14.四人目

「セーリオ・リッター、一年。代々王家に仕える騎士家の三男で、当人も騎士を目指している。しかし小柄で童顔という騎士らしくないその容姿から『騎士界のアイドル』と呼ばれおり、現状に不満を持っている。成績は武術も学術も中の上。イケメンセンサー的には将来に期待大」


 年下の可愛い男の子、いわゆるジャニ系ってやつね。

 私はタイプじゃないけど、ジャ○ーズにハマってる友達は多かったわ……。

 セーリオ君もどうせなら歌って踊れる騎士を目指したらいいのに。


「もう本人かおも見てきたのね」


「見た見た! ものすんごい美少女!」


「び、美少女って……」


 レジス様と同じく、隣に並びたくないタイプな予感がするわ……。


「ハァ……すごく気が進まないけど……様子を見に行ってみるわ……」


「うわっ、テンションひくっ!」


 テンションも下がるわよ……。

 ただでさえ十代は恋愛対象外だっていうのに、そんなに可愛いんじゃ……完璧に範囲外じゃない。


「そんなに気が進まないなら止めとけばいいのに」


「ダメよっ! それとこれとは別なのよっ!」


 だって騎士界のアイドルよ?!

 攻略対象の可能性をビンビン感じるわ!


「もう……しょうがないなぁ、シェリーは」


 近頃じゃ何度見たか分からない呆れ顔で、放課後の案内を買って出てくれるラフィだった。




***




 放課後の訓練場は黄昏たそがれた雰囲気を漂わせていた。

 自主訓練に励む生徒はまばらで、既に帰ろうとしている者もいる。


 そんな中、一際ひときわ熱心に剣を振るう男子生徒がいた。


「あの子よ、薄ピンクの髪の子」


「うわぁ、ひと目で分かっちゃうわね……」


 むさくるしい男共の中で異彩を放つ愛らしい相貌そうぼう

 疲れ果てて苦悶の表情を浮かべているにもかかわらず、それが醜く歪むことはなかった。


「ホントに美少女じゃない……えっ、男の子よね??」


「正真正銘、男よ。あ、ホラ……」


 美少女セーリオ君は上の服を脱ぎ去り、その上半身をあらわにした。


 ……紛うことなき男だわ。

 というか意外と男らしいわね、動作が。


「ギャップがイイ……とも言える、かしら?」


「そうだねー。見た目に反して中身は熱血っていうか、真面目な騎士家らしい性格って感じだよ」


「あら、そうだったの」


 それなら大丈夫そうね。

 これで「ふえぇ……ボクだって、男だもんっ!」とかいうタイプだったらどうしようかと思ったわ。


「それにしても、今回はどうしようかしら……」


「え?」


「この手のタイプはちゃんと攻略したことないのよね」


「タイプ? 攻略??」


 フルコンプのために攻略したことはあるけど、三週目四週目あたりだからストーリーはスキップスキップよ。

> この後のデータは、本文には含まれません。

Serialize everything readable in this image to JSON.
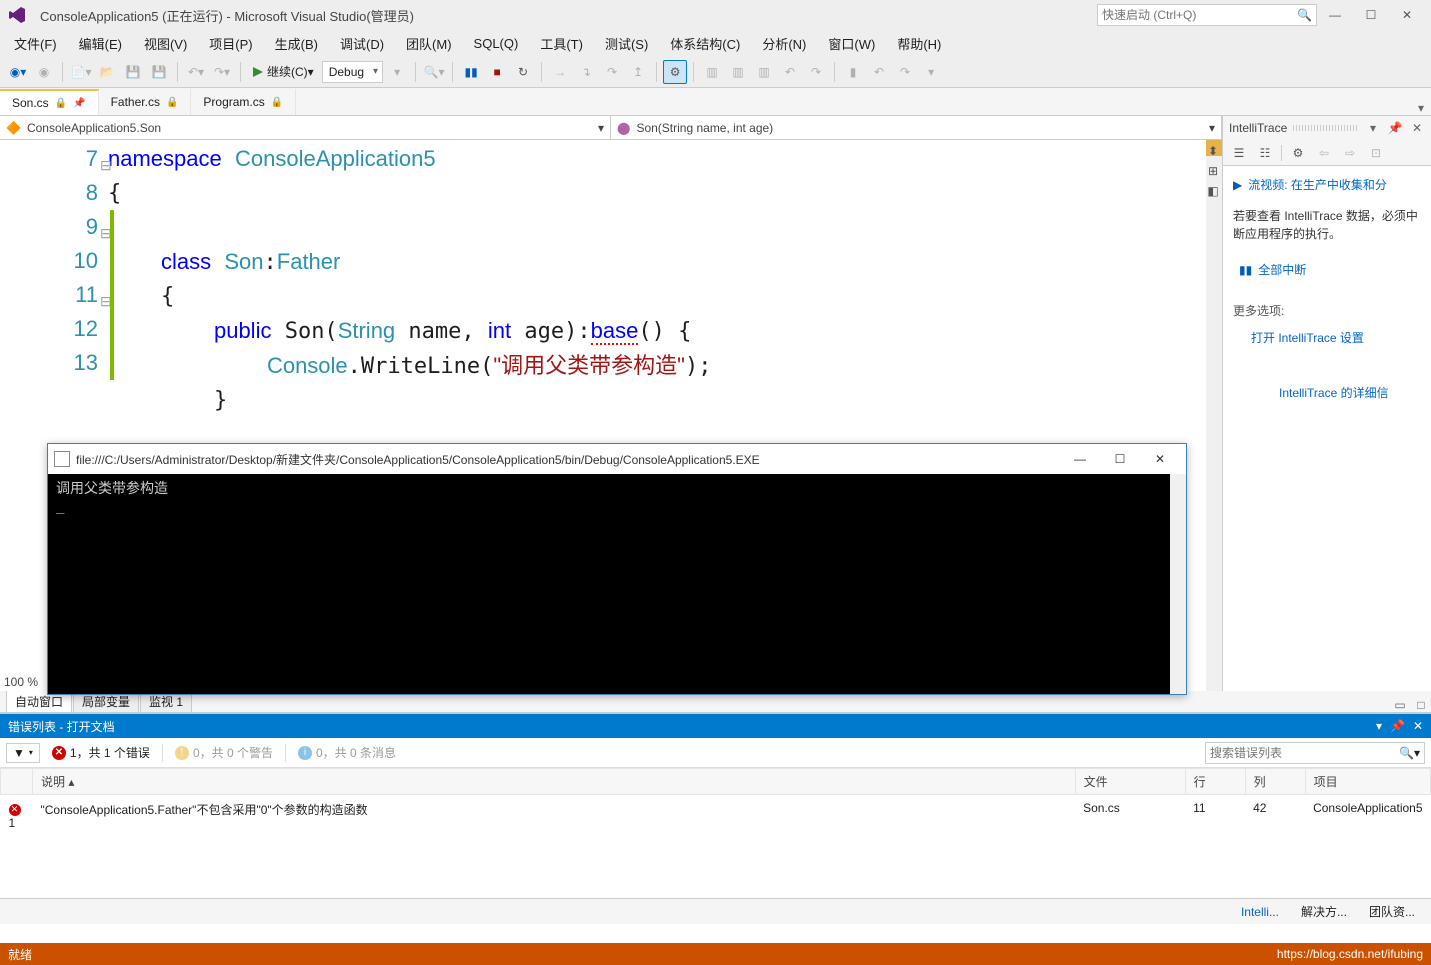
{
  "title": "ConsoleApplication5 (正在运行) - Microsoft Visual Studio(管理员)",
  "search_placeholder": "快速启动 (Ctrl+Q)",
  "menu": [
    "文件(F)",
    "编辑(E)",
    "视图(V)",
    "项目(P)",
    "生成(B)",
    "调试(D)",
    "团队(M)",
    "SQL(Q)",
    "工具(T)",
    "测试(S)",
    "体系结构(C)",
    "分析(N)",
    "窗口(W)",
    "帮助(H)"
  ],
  "toolbar": {
    "continue_label": "继续(C)",
    "config": "Debug"
  },
  "tabs": [
    {
      "label": "Son.cs",
      "active": true,
      "pinned": true,
      "locked": true
    },
    {
      "label": "Father.cs",
      "active": false,
      "locked": true
    },
    {
      "label": "Program.cs",
      "active": false,
      "locked": true
    }
  ],
  "navbar": {
    "left": "ConsoleApplication5.Son",
    "right": "Son(String name, int age)"
  },
  "code_lines": [
    "7",
    "8",
    "9",
    "10",
    "11",
    "12",
    "13"
  ],
  "zoom": "100 %",
  "console": {
    "path": "file:///C:/Users/Administrator/Desktop/新建文件夹/ConsoleApplication5/ConsoleApplication5/bin/Debug/ConsoleApplication5.EXE",
    "output": "调用父类带参构造\n_"
  },
  "intellitrace": {
    "title": "IntelliTrace",
    "video": "流视频: 在生产中收集和分",
    "msg": "若要查看 IntelliTrace 数据，必须中断应用程序的执行。",
    "break_all": "全部中断",
    "more": "更多选项:",
    "open_settings": "打开 IntelliTrace 设置",
    "details": "IntelliTrace 的详细信"
  },
  "bottom_tabs": [
    "自动窗口",
    "局部变量",
    "监视 1"
  ],
  "errorlist": {
    "header": "错误列表 - 打开文档",
    "errors_label": "1，共 1 个错误",
    "warnings_label": "0，共 0 个警告",
    "messages_label": "0，共 0 条消息",
    "search_placeholder": "搜索错误列表",
    "columns": [
      "",
      "说明 ▴",
      "文件",
      "行",
      "列",
      "项目"
    ],
    "rows": [
      {
        "num": "1",
        "desc": "\"ConsoleApplication5.Father\"不包含采用\"0\"个参数的构造函数",
        "file": "Son.cs",
        "line": "11",
        "col": "42",
        "project": "ConsoleApplication5"
      }
    ]
  },
  "right_tabs": [
    "Intelli...",
    "解决方...",
    "团队资..."
  ],
  "status": {
    "left": "就绪",
    "right": "https://blog.csdn.net/ifubing"
  }
}
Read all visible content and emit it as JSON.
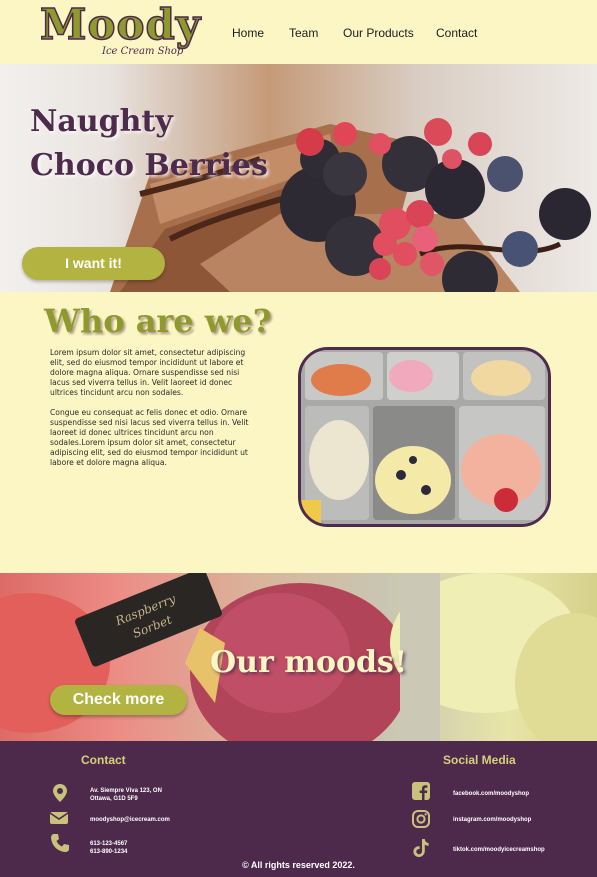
{
  "logo": {
    "name": "Moody",
    "subtitle": "Ice Cream Shop"
  },
  "nav": {
    "items": [
      "Home",
      "Team",
      "Our Products",
      "Contact"
    ]
  },
  "hero": {
    "title_line1": "Naughty",
    "title_line2": "Choco Berries",
    "button": "I want it!"
  },
  "about": {
    "title": "Who are we?",
    "paragraph1": "Lorem ipsum dolor sit amet, consectetur adipiscing elit, sed do eiusmod tempor incididunt ut labore et dolore magna aliqua. Ornare suspendisse sed nisi lacus sed viverra tellus in. Velit laoreet id donec ultrices tincidunt arcu non sodales.",
    "paragraph2": "Congue eu consequat ac felis donec et odio. Ornare suspendisse sed nisi lacus sed viverra tellus in. Velit laoreet id donec ultrices tincidunt arcu non sodales.Lorem ipsum dolor sit amet, consectetur adipiscing elit, sed do eiusmod tempor incididunt ut labore et dolore magna aliqua."
  },
  "moods": {
    "title": "Our moods!",
    "button": "Check more",
    "sign_text": "Raspberry Sorbet"
  },
  "footer": {
    "contact_heading": "Contact",
    "address_line1": "Av. Siempre Viva 123, ON",
    "address_line2": "Ottawa, G1D 5F9",
    "email": "moodyshop@icecream.com",
    "phone1": "613-123-4567",
    "phone2": "613-890-1234",
    "social_heading": "Social Media",
    "facebook": "facebook.com/moodyshop",
    "instagram": "instagram.com/moodyshop",
    "tiktok": "tiktok.com/moodyicecreamshop",
    "copyright": "© All rights reserved 2022."
  },
  "colors": {
    "cream": "#fcf6c4",
    "olive": "#8e9a2d",
    "button": "#b3b341",
    "plum": "#4d2a4c",
    "gold": "#d8cf7a"
  }
}
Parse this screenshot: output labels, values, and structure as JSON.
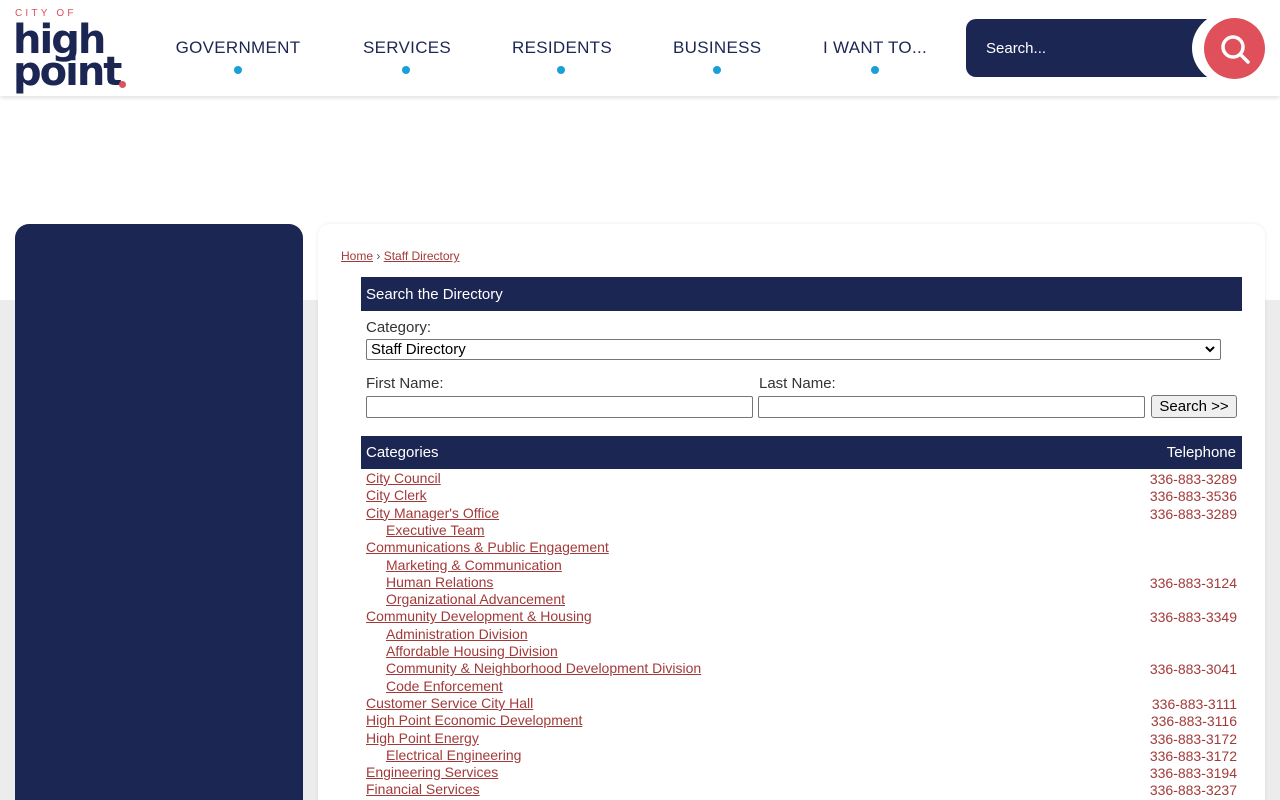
{
  "logo": {
    "city_of": "CITY OF",
    "word1": "high",
    "word2": "point"
  },
  "nav": [
    {
      "label": "GOVERNMENT"
    },
    {
      "label": "SERVICES"
    },
    {
      "label": "RESIDENTS"
    },
    {
      "label": "BUSINESS"
    },
    {
      "label": "I WANT TO..."
    }
  ],
  "search": {
    "placeholder": "Search..."
  },
  "breadcrumb": {
    "home": "Home",
    "sep": "›",
    "current": "Staff Directory"
  },
  "directory": {
    "title": "Search the Directory",
    "category_label": "Category:",
    "category_value": "Staff Directory",
    "first_name_label": "First Name:",
    "last_name_label": "Last Name:",
    "search_button": "Search >>"
  },
  "table": {
    "col_categories": "Categories",
    "col_telephone": "Telephone",
    "rows": [
      {
        "name": "City Council",
        "phone": "336-883-3289",
        "sub": false
      },
      {
        "name": "City Clerk",
        "phone": "336-883-3536",
        "sub": false
      },
      {
        "name": "City Manager's Office",
        "phone": "336-883-3289",
        "sub": false
      },
      {
        "name": "Executive Team",
        "phone": "",
        "sub": true
      },
      {
        "name": "Communications & Public Engagement",
        "phone": "",
        "sub": false
      },
      {
        "name": "Marketing & Communication",
        "phone": "",
        "sub": true
      },
      {
        "name": "Human Relations",
        "phone": "336-883-3124",
        "sub": true
      },
      {
        "name": "Organizational Advancement",
        "phone": "",
        "sub": true
      },
      {
        "name": "Community Development & Housing",
        "phone": "336-883-3349",
        "sub": false
      },
      {
        "name": "Administration Division",
        "phone": "",
        "sub": true
      },
      {
        "name": "Affordable Housing Division",
        "phone": "",
        "sub": true
      },
      {
        "name": "Community & Neighborhood Development Division",
        "phone": "336-883-3041",
        "sub": true
      },
      {
        "name": "Code Enforcement",
        "phone": "",
        "sub": true
      },
      {
        "name": "Customer Service City Hall",
        "phone": "336-883-3111",
        "sub": false
      },
      {
        "name": "High Point Economic Development",
        "phone": "336-883-3116",
        "sub": false
      },
      {
        "name": "High Point Energy",
        "phone": "336-883-3172",
        "sub": false
      },
      {
        "name": "Electrical Engineering",
        "phone": "336-883-3172",
        "sub": true
      },
      {
        "name": "Engineering Services",
        "phone": "336-883-3194",
        "sub": false
      },
      {
        "name": "Financial Services",
        "phone": "336-883-3237",
        "sub": false
      }
    ]
  },
  "colors": {
    "navy": "#1b2653",
    "accent_red": "#e0505a",
    "link": "#a33a3a",
    "nav_dot": "#1aa0d8"
  }
}
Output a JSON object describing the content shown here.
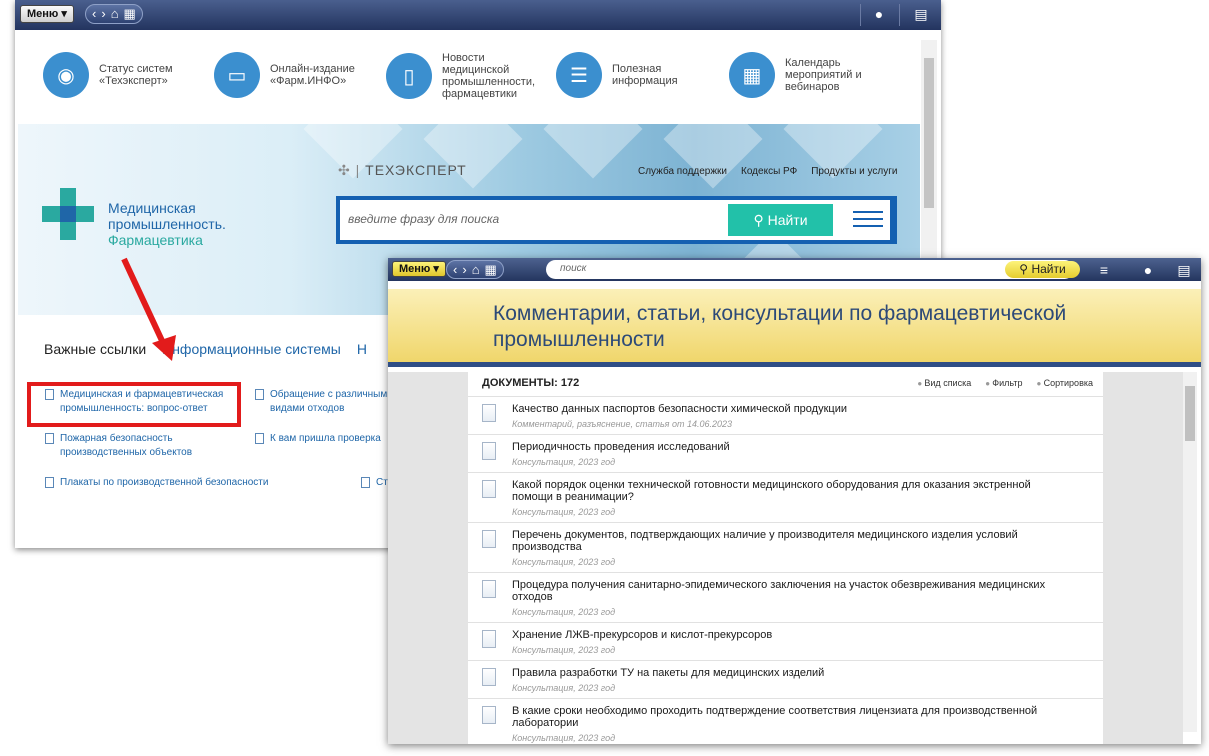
{
  "back": {
    "menu_label": "Меню",
    "quick": [
      {
        "text": "Статус систем «Техэксперт»",
        "icon": "rss-icon"
      },
      {
        "text": "Онлайн-издание «Фарм.ИНФО»",
        "icon": "monitor-icon"
      },
      {
        "text": "Новости медицинской промышленности, фармацевтики",
        "icon": "document-icon"
      },
      {
        "text": "Полезная информация",
        "icon": "clipboard-icon"
      },
      {
        "text": "Календарь мероприятий и вебинаров",
        "icon": "calendar-icon"
      }
    ],
    "logo_line1": "Медицинская",
    "logo_line2": "промышленность.",
    "logo_line3": "Фармацевтика",
    "brand": "ТЕХЭКСПЕРТ",
    "banner_links": [
      "Служба поддержки",
      "Кодексы РФ",
      "Продукты и услуги"
    ],
    "search_placeholder": "введите фразу для поиска",
    "search_button": "Найти",
    "tabs": [
      "Важные ссылки",
      "Информационные системы",
      "Н"
    ],
    "links": [
      "Медицинская и фармацевтическая промышленность: вопрос-ответ",
      "Обращение с различными видами отходов",
      "Пожарная безопасность производственных объектов",
      "К вам пришла проверка",
      "Плакаты по производственной безопасности",
      "Ст"
    ]
  },
  "front": {
    "menu_label": "Меню",
    "search_placeholder": "поиск",
    "search_button": "Найти",
    "title": "Комментарии, статьи, консультации по фармацевтической промышленности",
    "documents_label": "ДОКУМЕНТЫ: 172",
    "tools": [
      "Вид списка",
      "Фильтр",
      "Сортировка"
    ],
    "docs": [
      {
        "title": "Качество данных паспортов безопасности химической продукции",
        "meta": "Комментарий, разъяснение, статья от 14.06.2023"
      },
      {
        "title": "Периодичность проведения исследований",
        "meta": "Консультация, 2023 год"
      },
      {
        "title": "Какой порядок оценки технической готовности медицинского оборудования для оказания экстренной помощи в реанимации?",
        "meta": "Консультация, 2023 год"
      },
      {
        "title": "Перечень документов, подтверждающих наличие у производителя медицинского изделия условий производства",
        "meta": "Консультация, 2023 год"
      },
      {
        "title": "Процедура получения санитарно-эпидемического заключения на участок обезвреживания медицинских отходов",
        "meta": "Консультация, 2023 год"
      },
      {
        "title": "Хранение ЛЖВ-прекурсоров и кислот-прекурсоров",
        "meta": "Консультация, 2023 год"
      },
      {
        "title": "Правила разработки ТУ на пакеты для медицинских изделий",
        "meta": "Консультация, 2023 год"
      },
      {
        "title": "В какие сроки необходимо проходить подтверждение соответствия лицензиата для производственной лаборатории",
        "meta": "Консультация, 2023 год"
      }
    ]
  }
}
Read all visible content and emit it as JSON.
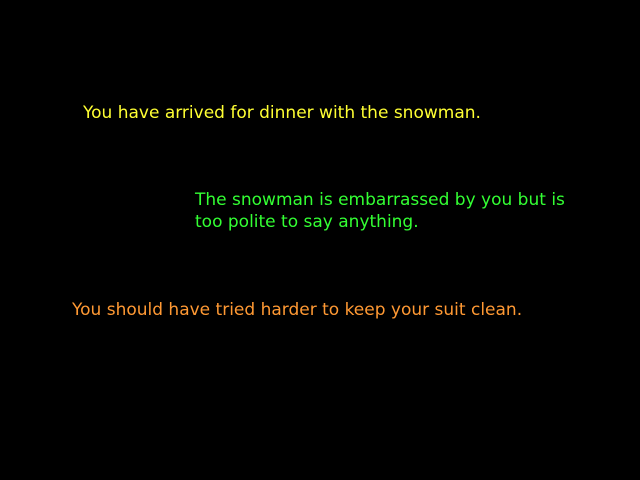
{
  "messages": {
    "arrival": "You have arrived for dinner with the snowman.",
    "snowman": "The snowman is embarrassed by you but is\ntoo polite to say anything.",
    "suit": "You should have tried harder to keep your suit clean."
  },
  "colors": {
    "background": "#000000",
    "arrival": "#ffff33",
    "snowman": "#33ff33",
    "suit": "#ff9933"
  }
}
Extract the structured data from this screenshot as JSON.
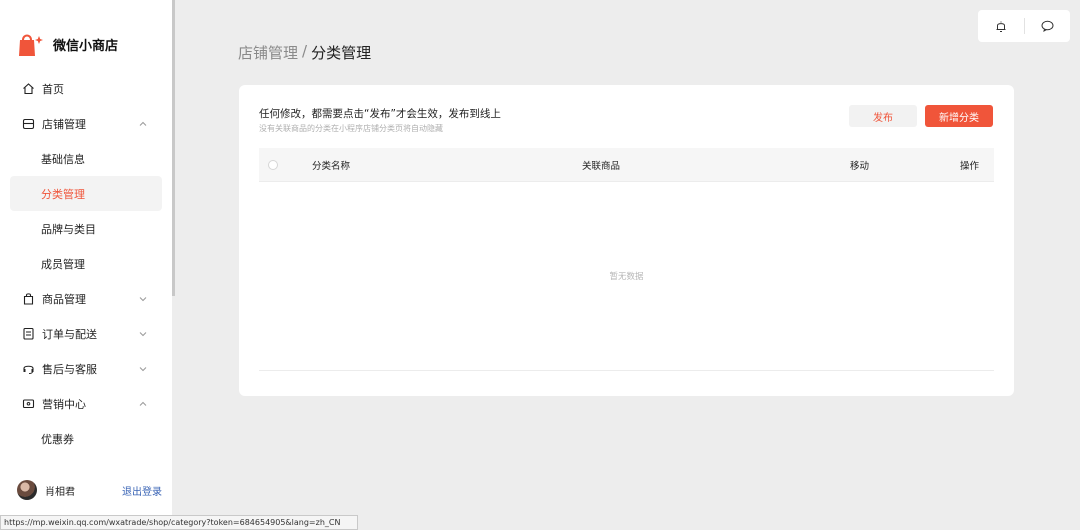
{
  "app": {
    "name": "微信小商店"
  },
  "sidebar": {
    "items": [
      {
        "label": "首页",
        "icon": "home-icon"
      },
      {
        "label": "店铺管理",
        "icon": "store-icon",
        "expanded": true,
        "children": [
          "基础信息",
          "分类管理",
          "品牌与类目",
          "成员管理"
        ],
        "active_child": "分类管理"
      },
      {
        "label": "商品管理",
        "icon": "bag-icon",
        "expanded": false
      },
      {
        "label": "订单与配送",
        "icon": "order-icon",
        "expanded": false
      },
      {
        "label": "售后与客服",
        "icon": "headset-icon",
        "expanded": false
      },
      {
        "label": "营销中心",
        "icon": "coupon-icon",
        "expanded": true,
        "children": [
          "优惠券"
        ]
      }
    ],
    "sub_store": {
      "basic": "基础信息",
      "category": "分类管理",
      "brand": "品牌与类目",
      "members": "成员管理"
    },
    "sub_marketing": {
      "coupon": "优惠券"
    }
  },
  "user": {
    "name": "肖相君",
    "logout": "退出登录"
  },
  "statusbar": {
    "url": "https://mp.weixin.qq.com/wxatrade/shop/category?token=684654905&lang=zh_CN"
  },
  "breadcrumb": {
    "parent": "店铺管理",
    "separator": "/",
    "current": "分类管理"
  },
  "card": {
    "notice_title": "任何修改，都需要点击“发布”才会生效，发布到线上",
    "notice_sub": "没有关联商品的分类在小程序店铺分类页将自动隐藏",
    "publish_label": "发布",
    "add_label": "新增分类"
  },
  "table": {
    "columns": [
      "分类名称",
      "关联商品",
      "移动",
      "操作"
    ],
    "empty_text": "暂无数据"
  },
  "colors": {
    "accent": "#f0553a",
    "link": "#3a64b5",
    "background": "#ededed"
  }
}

 もはやスチルとエンディングを埋めるためだけにやってたわ。

 だからキャラとしては分かるんだけど、ストーリーの方はさっぱりなのよね~。


「よく分かんないけど、ノープランってこと?」


「そういうことね!」


 見ず知らずの後輩と知り合いになるテンプレって、どんなのがあったかしら。


「今回こそ普通にいけば? 変なこと考えてたら、前みたいにケンカになっちゃうよ」


「んもう、だからケンカなんてしてないってば。あの痴漢と出会った時だって――」


「――痴漢とは、まさか俺のことじゃないだろうなぁ……?」


 噂をすればなんとやら。

 振り向けば、嫌味なほどのサラサラ黒髪ヘアーをかきあげるレジス様がいた。


 相変わらず『俺様ドSの王子様』っぷりがオーラになって滲み出ているわね。


「レ、レジス様!」


「まぁレジス様、お久しぶりですわぁ~! ちょうど今、貴方様の話をしていたところですのよ!」


「なんだその取って付けたような喋り方は! 前と違いすぎるだろう! というか痴漢呼ばわりしたことを認めたな?!」


 あら、前の喋り方のほうが良いの?

 ちゃんと王子様扱いしろ的なことを言ってたのに、勝手ねぇ。

 『俺を王子としてじゃなく……レジスとして見てくれるのは、お前だけだ』ってやつかしらね。